Which this approach, it will be possible for one to undertake high-risk activities using the virtual machine and deal will eliminate the malware that pose a threat to the work being done by the Cyber Forensic Investigator. According to Samy et al. (2017), the sandboxing tools also have the capability of encapsulating a computer in web-browsing thus providing security from drive-by malware.


A common tool for data visualization in Cyber Forensics is link analysis. This particular tool includes the use of graphs, pie charts, and crosstabs, among others to try to create a visual impression. This is a more practical approach in the field of forensic analysis where it is more interactive and literarily visual (Bennet, 2012).

Ruan et al. (2011) indicate that data visualization entirely depends on the visualization tools possess by Cyber Forensic Investigator meaning that there are many open-source and commercial visualization tools present in the market. The basic idea of data visualization is to aid people to understand the data by seeing the data. (Ruan, Carthy, Kechadi, & Crosbie, 2011).

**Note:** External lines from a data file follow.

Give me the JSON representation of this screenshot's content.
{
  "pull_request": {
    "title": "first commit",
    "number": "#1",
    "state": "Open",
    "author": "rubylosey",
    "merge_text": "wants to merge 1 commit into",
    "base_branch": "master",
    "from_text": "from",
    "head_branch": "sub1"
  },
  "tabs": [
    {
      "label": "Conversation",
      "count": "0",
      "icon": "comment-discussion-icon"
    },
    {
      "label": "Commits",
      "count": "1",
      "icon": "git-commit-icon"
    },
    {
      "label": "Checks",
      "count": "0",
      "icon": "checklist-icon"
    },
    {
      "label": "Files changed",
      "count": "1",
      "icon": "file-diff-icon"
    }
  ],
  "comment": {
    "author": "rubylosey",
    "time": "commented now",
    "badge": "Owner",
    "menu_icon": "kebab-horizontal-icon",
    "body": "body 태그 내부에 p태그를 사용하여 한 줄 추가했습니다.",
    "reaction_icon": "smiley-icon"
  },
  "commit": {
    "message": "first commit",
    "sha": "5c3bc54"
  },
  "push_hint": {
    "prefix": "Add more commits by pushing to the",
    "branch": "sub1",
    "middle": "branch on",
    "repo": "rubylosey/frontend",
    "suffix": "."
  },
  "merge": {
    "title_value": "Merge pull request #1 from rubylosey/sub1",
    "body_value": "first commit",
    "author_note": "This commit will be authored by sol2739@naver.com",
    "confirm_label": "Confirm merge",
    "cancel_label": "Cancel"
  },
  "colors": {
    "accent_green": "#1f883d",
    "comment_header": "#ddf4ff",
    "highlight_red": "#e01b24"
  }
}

A national workshop found that the most important challenges in Cyber Forensics were education, training and funding, the size of memory, data volume, and understanding of technology (Baggili & Breitinger, 2017). Cyber forensic investigators are very vital in various cases today given that there has been a rapid change in technology over the years. This knowledge is very crucial today especially in court cases where the use of this kind of technology has seen into it that there has been a change in the way various cases that proved hard to make a conclusion be easy.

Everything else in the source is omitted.